Secreto a voces: Infligir el dolor fue política de Estado en Chile

Por Maxine Lowy

“Cómo va ser tanto?” [i]
Ante la incredulidad de los jueces de que la tortura se habría convertido en práctica sistemática en Chile, cincuenta personas se presentaron en la Corte Suprema para que los Honorables vieran los rostros de quienes lo habían sufrido, literalmente, en carne propio.

Era enero del 1974 y el abogado Andrés Aylwin (1925-2018), diputado por San Bernardo hasta la clausura del Parlamento tras el golpe civil-militar, quería que los jueces conocieran las consecuencias de su negación de los recursos de amparo que detallaban los abusos.[ii] Sin embargo, igual los jueces quedaban inconmovibles.

Desde fines de septiembre 1973, antes de la creación del Comité Pro Paz, desde su pequeña oficina a media cuadra de los tribunales el hermano del expresidente Patricio Aylwin, se interpusieron los primeros recursos de amparo para proteger personas detenidas. Por medio de esta oficina, con la colaboración de jóvenes abogados, desde muy temprano, los jueces tuvieron conocimiento de la práctica de tortura.

La mayoría de los sobrevivientes que recuperaban su libertad no querían ningún contacto con un abogado, permaneciendo mudos.

La inmovilización de la población ante el terror fue la primera expresión pública de la tortura.

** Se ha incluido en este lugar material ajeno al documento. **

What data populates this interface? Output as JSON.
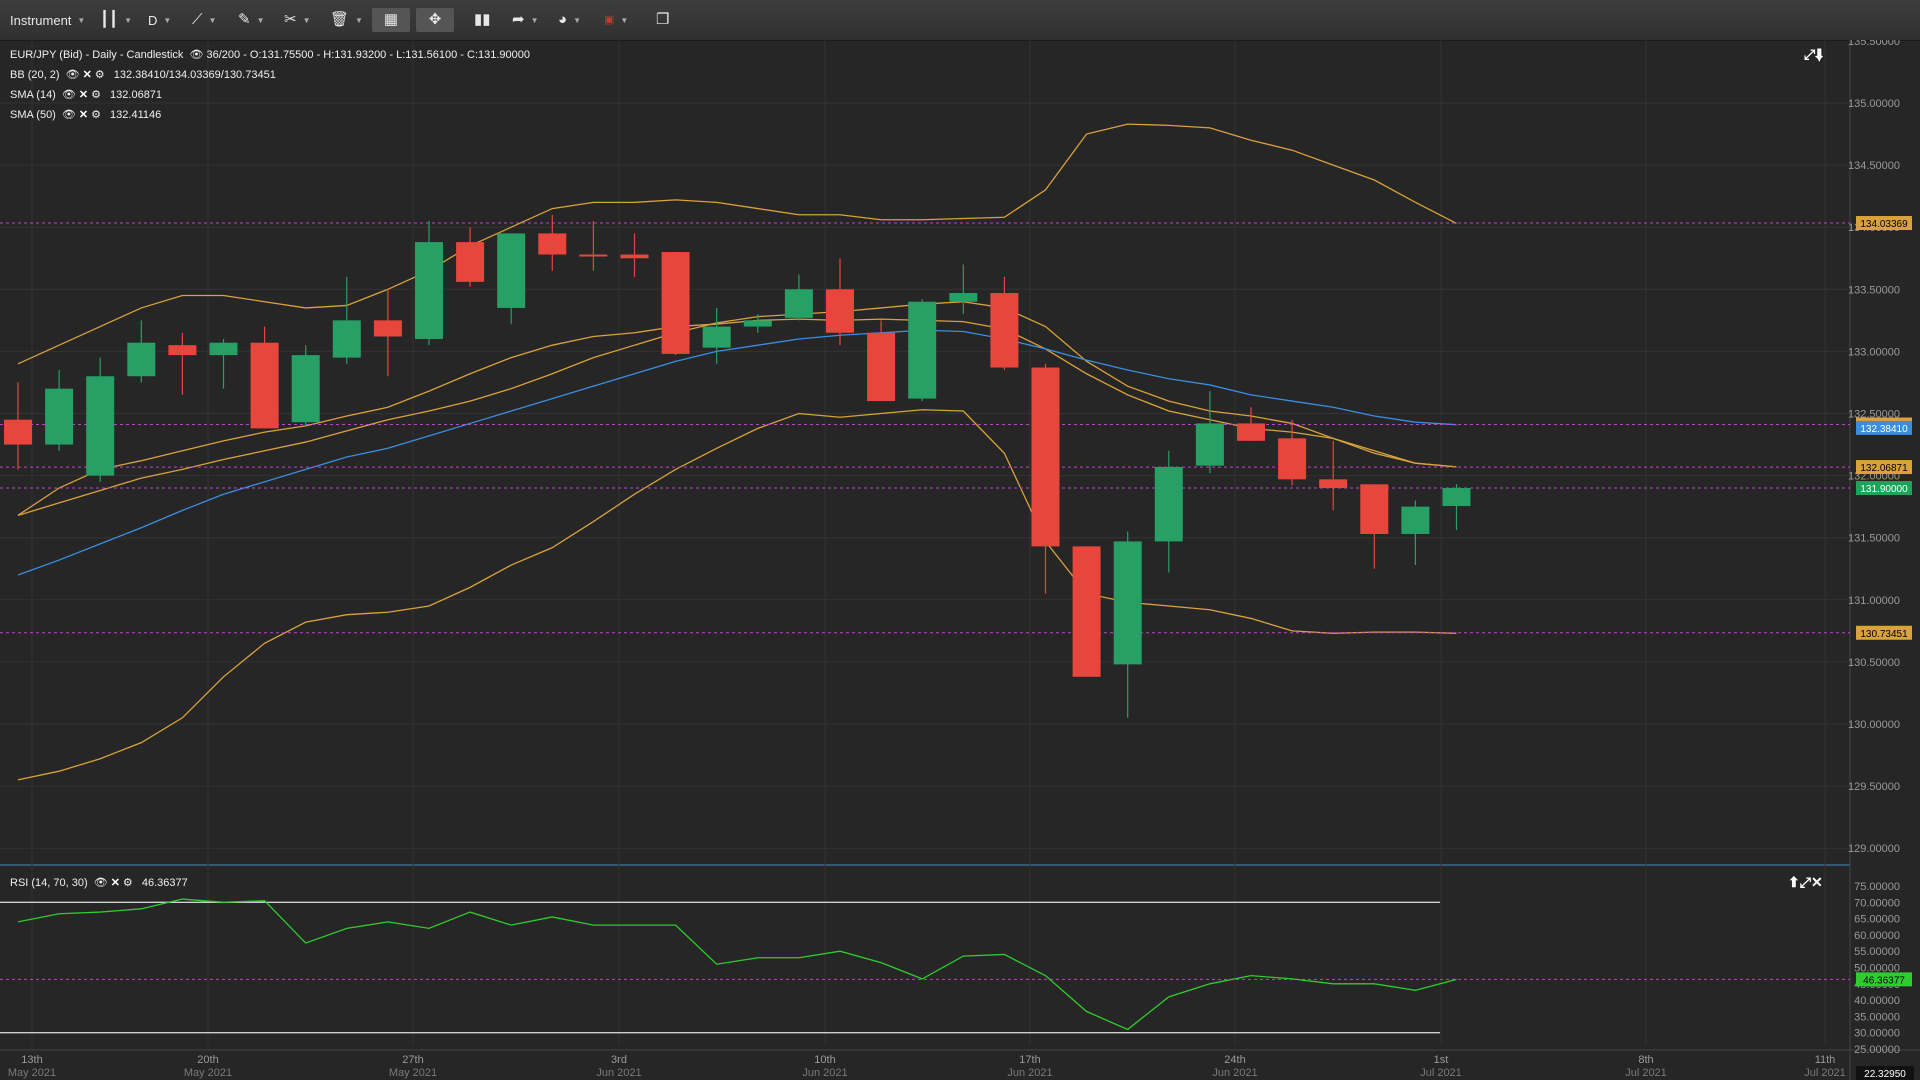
{
  "toolbar": {
    "instrument_label": "Instrument",
    "timeframe_label": "D",
    "icons": [
      "candlestick-icon",
      "line-tools-icon",
      "ruler-icon",
      "drawing-tools-icon",
      "delete-icon",
      "layout-icon",
      "fullscreen-icon",
      "bar-chart-icon",
      "share-icon",
      "palette-icon",
      "language-flag-icon",
      "window-icon"
    ]
  },
  "legend": {
    "title": "EUR/JPY (Bid) - Daily - Candlestick",
    "ohlc": "36/200 - O:131.75500 - H:131.93200 - L:131.56100 - C:131.90000",
    "bb_name": "BB (20, 2)",
    "bb_values": "132.38410/134.03369/130.73451",
    "sma14_name": "SMA (14)",
    "sma14_value": "132.06871",
    "sma50_name": "SMA (50)",
    "sma50_value": "132.41146",
    "rsi_name": "RSI (14, 70, 30)",
    "rsi_value": "46.36377"
  },
  "colors": {
    "bull": "#26a065",
    "bear": "#e8453c",
    "bb": "#d9a23a",
    "sma14": "#d9a23a",
    "sma50": "#3a8ee0",
    "rsi": "#2ecc2e",
    "hline": "#c040d0",
    "background": "#262626"
  },
  "price_axis": {
    "ticks": [
      "135.00000",
      "134.50000",
      "134.00000",
      "133.50000",
      "133.00000",
      "132.50000",
      "132.00000",
      "131.50000",
      "131.00000",
      "130.50000",
      "130.00000",
      "129.50000",
      "129.00000"
    ],
    "top_partial": "135.50000",
    "tags": [
      {
        "label": "134.03369",
        "value": 134.03369,
        "bg": "#d9a23a",
        "fg": "#000000"
      },
      {
        "label": "132.41146",
        "value": 132.41146,
        "bg": "#d9a23a",
        "fg": "#000000"
      },
      {
        "label": "132.38410",
        "value": 132.3841,
        "bg": "#3a8ee0",
        "fg": "#ffffff"
      },
      {
        "label": "132.06871",
        "value": 132.06871,
        "bg": "#d9a23a",
        "fg": "#000000"
      },
      {
        "label": "131.90000",
        "value": 131.9,
        "bg": "#1fa35a",
        "fg": "#ffffff"
      },
      {
        "label": "130.73451",
        "value": 130.73451,
        "bg": "#d9a23a",
        "fg": "#000000"
      }
    ]
  },
  "rsi_axis": {
    "ticks": [
      "75.00000",
      "70.00000",
      "65.00000",
      "60.00000",
      "55.00000",
      "50.00000",
      "45.00000",
      "40.00000",
      "35.00000",
      "30.00000",
      "25.00000"
    ],
    "tag": {
      "label": "46.36377",
      "value": 46.36377,
      "bg": "#2ecc2e",
      "fg": "#000000"
    }
  },
  "x_axis": {
    "labels": [
      {
        "day": "13th",
        "month": "May 2021"
      },
      {
        "day": "20th",
        "month": "May 2021"
      },
      {
        "day": "27th",
        "month": "May 2021"
      },
      {
        "day": "3rd",
        "month": "Jun 2021"
      },
      {
        "day": "10th",
        "month": "Jun 2021"
      },
      {
        "day": "17th",
        "month": "Jun 2021"
      },
      {
        "day": "24th",
        "month": "Jun 2021"
      },
      {
        "day": "1st",
        "month": "Jul 2021"
      },
      {
        "day": "8th",
        "month": "Jul 2021"
      },
      {
        "day": "11th",
        "month": "Jul 2021"
      }
    ],
    "corner_value": "22.32950"
  },
  "chart_data": {
    "type": "candlestick",
    "instrument": "EUR/JPY (Bid)",
    "timeframe": "Daily",
    "y_range": [
      128.9,
      135.55
    ],
    "candles": [
      {
        "o": 132.45,
        "h": 132.75,
        "l": 132.05,
        "c": 132.25
      },
      {
        "o": 132.25,
        "h": 132.85,
        "l": 132.2,
        "c": 132.7
      },
      {
        "o": 132.0,
        "h": 132.95,
        "l": 131.95,
        "c": 132.8
      },
      {
        "o": 132.8,
        "h": 133.25,
        "l": 132.75,
        "c": 133.07
      },
      {
        "o": 133.05,
        "h": 133.15,
        "l": 132.65,
        "c": 132.97
      },
      {
        "o": 132.97,
        "h": 133.1,
        "l": 132.7,
        "c": 133.07
      },
      {
        "o": 133.07,
        "h": 133.2,
        "l": 132.38,
        "c": 132.38
      },
      {
        "o": 132.43,
        "h": 133.05,
        "l": 132.4,
        "c": 132.97
      },
      {
        "o": 132.95,
        "h": 133.6,
        "l": 132.9,
        "c": 133.25
      },
      {
        "o": 133.25,
        "h": 133.5,
        "l": 132.8,
        "c": 133.12
      },
      {
        "o": 133.1,
        "h": 134.05,
        "l": 133.05,
        "c": 133.88
      },
      {
        "o": 133.88,
        "h": 134.0,
        "l": 133.52,
        "c": 133.56
      },
      {
        "o": 133.35,
        "h": 133.95,
        "l": 133.22,
        "c": 133.95
      },
      {
        "o": 133.95,
        "h": 134.1,
        "l": 133.65,
        "c": 133.78
      },
      {
        "o": 133.78,
        "h": 134.05,
        "l": 133.65,
        "c": 133.77
      },
      {
        "o": 133.78,
        "h": 133.95,
        "l": 133.6,
        "c": 133.75
      },
      {
        "o": 133.8,
        "h": 133.8,
        "l": 132.97,
        "c": 132.98
      },
      {
        "o": 133.03,
        "h": 133.35,
        "l": 132.9,
        "c": 133.2
      },
      {
        "o": 133.2,
        "h": 133.3,
        "l": 133.15,
        "c": 133.25
      },
      {
        "o": 133.27,
        "h": 133.62,
        "l": 133.25,
        "c": 133.5
      },
      {
        "o": 133.5,
        "h": 133.75,
        "l": 133.05,
        "c": 133.15
      },
      {
        "o": 133.15,
        "h": 133.25,
        "l": 132.6,
        "c": 132.6
      },
      {
        "o": 132.62,
        "h": 133.42,
        "l": 132.6,
        "c": 133.4
      },
      {
        "o": 133.4,
        "h": 133.7,
        "l": 133.3,
        "c": 133.47
      },
      {
        "o": 133.47,
        "h": 133.6,
        "l": 132.85,
        "c": 132.87
      },
      {
        "o": 132.87,
        "h": 132.9,
        "l": 131.05,
        "c": 131.43
      },
      {
        "o": 131.43,
        "h": 131.43,
        "l": 130.38,
        "c": 130.38
      },
      {
        "o": 130.48,
        "h": 131.55,
        "l": 130.05,
        "c": 131.47
      },
      {
        "o": 131.47,
        "h": 132.2,
        "l": 131.22,
        "c": 132.07
      },
      {
        "o": 132.08,
        "h": 132.68,
        "l": 132.02,
        "c": 132.42
      },
      {
        "o": 132.42,
        "h": 132.55,
        "l": 132.28,
        "c": 132.28
      },
      {
        "o": 132.3,
        "h": 132.45,
        "l": 131.92,
        "c": 131.97
      },
      {
        "o": 131.97,
        "h": 132.28,
        "l": 131.72,
        "c": 131.9
      },
      {
        "o": 131.93,
        "h": 131.93,
        "l": 131.25,
        "c": 131.53
      },
      {
        "o": 131.53,
        "h": 131.8,
        "l": 131.28,
        "c": 131.75
      },
      {
        "o": 131.755,
        "h": 131.932,
        "l": 131.561,
        "c": 131.9
      }
    ],
    "bb_upper": [
      132.9,
      133.05,
      133.2,
      133.35,
      133.45,
      133.45,
      133.4,
      133.35,
      133.37,
      133.5,
      133.65,
      133.85,
      134.0,
      134.15,
      134.2,
      134.2,
      134.22,
      134.2,
      134.15,
      134.1,
      134.1,
      134.06,
      134.06,
      134.07,
      134.08,
      134.3,
      134.75,
      134.83,
      134.82,
      134.8,
      134.7,
      134.62,
      134.5,
      134.38,
      134.2,
      134.03
    ],
    "bb_mid": [
      131.68,
      131.78,
      131.88,
      131.98,
      132.05,
      132.13,
      132.2,
      132.27,
      132.36,
      132.45,
      132.52,
      132.6,
      132.7,
      132.82,
      132.95,
      133.05,
      133.15,
      133.23,
      133.28,
      133.3,
      133.32,
      133.35,
      133.38,
      133.4,
      133.35,
      133.2,
      132.92,
      132.72,
      132.6,
      132.52,
      132.48,
      132.42,
      132.3,
      132.2,
      132.1,
      132.07
    ],
    "bb_lower": [
      129.55,
      129.62,
      129.72,
      129.85,
      130.05,
      130.38,
      130.65,
      130.82,
      130.88,
      130.9,
      130.95,
      131.1,
      131.28,
      131.42,
      131.63,
      131.85,
      132.05,
      132.22,
      132.38,
      132.5,
      132.47,
      132.5,
      132.53,
      132.52,
      132.18,
      131.47,
      131.05,
      130.98,
      130.95,
      130.92,
      130.85,
      130.75,
      130.73,
      130.74,
      130.74,
      130.73
    ],
    "sma14": [
      131.68,
      131.9,
      132.05,
      132.12,
      132.2,
      132.28,
      132.35,
      132.4,
      132.48,
      132.55,
      132.68,
      132.82,
      132.95,
      133.05,
      133.12,
      133.15,
      133.2,
      133.22,
      133.25,
      133.26,
      133.25,
      133.26,
      133.25,
      133.24,
      133.18,
      133.02,
      132.82,
      132.65,
      132.52,
      132.45,
      132.38,
      132.35,
      132.3,
      132.18,
      132.1,
      132.07
    ],
    "sma50": [
      131.2,
      131.32,
      131.45,
      131.58,
      131.72,
      131.85,
      131.95,
      132.05,
      132.15,
      132.22,
      132.32,
      132.42,
      132.52,
      132.62,
      132.72,
      132.82,
      132.92,
      133.0,
      133.05,
      133.1,
      133.13,
      133.15,
      133.17,
      133.16,
      133.1,
      133.02,
      132.93,
      132.85,
      132.78,
      132.73,
      132.65,
      132.6,
      132.55,
      132.48,
      132.43,
      132.41
    ],
    "rsi": [
      64,
      66.5,
      67,
      68,
      71,
      70,
      70.5,
      57.5,
      62,
      64,
      62,
      67,
      63,
      65.5,
      63,
      63,
      63,
      51,
      53,
      53,
      55,
      51.5,
      46.5,
      53.5,
      54,
      47.5,
      36.5,
      31,
      41,
      45,
      47.5,
      46.5,
      45,
      45,
      43,
      46.36
    ],
    "rsi_levels": [
      70,
      30
    ],
    "rsi_range": [
      25,
      75
    ]
  }
}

Los verdugos de las dictaduras del mundo utilizan la tortura como instrumento de control tanto del individuo, cuyo cuerpo es objeto de torturas, como de la sociedad, mediante el miedo. Los sobrevivientes ponen en evidencia ante los ojos de los demás el peligro que uno se corre al oponerse al régimen, y así aseguran una población sumisa. La tortura, entonces, constituyó la piedra angular de la política estatal de terror de la dictadura chilena cuyo objetivo era dominar a la población chilena por medio del miedo.

“Uno deducía que estas personas o eran testigos o ellas mismas habían sido tan golpeadas hasta quedar aterradas”, afirmó don Andrés a esta periodista en 2005. “Mucha gente empieza a sentir más miedo a la tortura que a la muerte. Había conciencia de qué si te tomaban preso, ibas a sufrir tortura. Al principio lo que las madres temían era que a sus hijos les torturan. Decían, ‘No quiero que mi hijo vuelva ciego, que vuelva quebrado’. Eso tú lo escuchabas desde el primer día”.

En 1973 y 1974, Andrés Aylwin y otros abogados defendieron personas acusadas por los Consejos de Guerra, instancias sumarias que dictaron sentencias altas, decidiendo en muy breve plazo el destino de cientos de personas, sin darles la posibilidad de una defensa adecuada. Aunque a los abogados les daba poco tiempo para reunirse con su defendido, las secuelas de tortura eran evidentes: una lesión, un brazo malo, o simplemente estaban muy atemorizadas. Era frecuente que el defendido era reacio a reconocer lo que le habían hecho, y menos dispuesto a denunciar, ya que permanecía en prisión.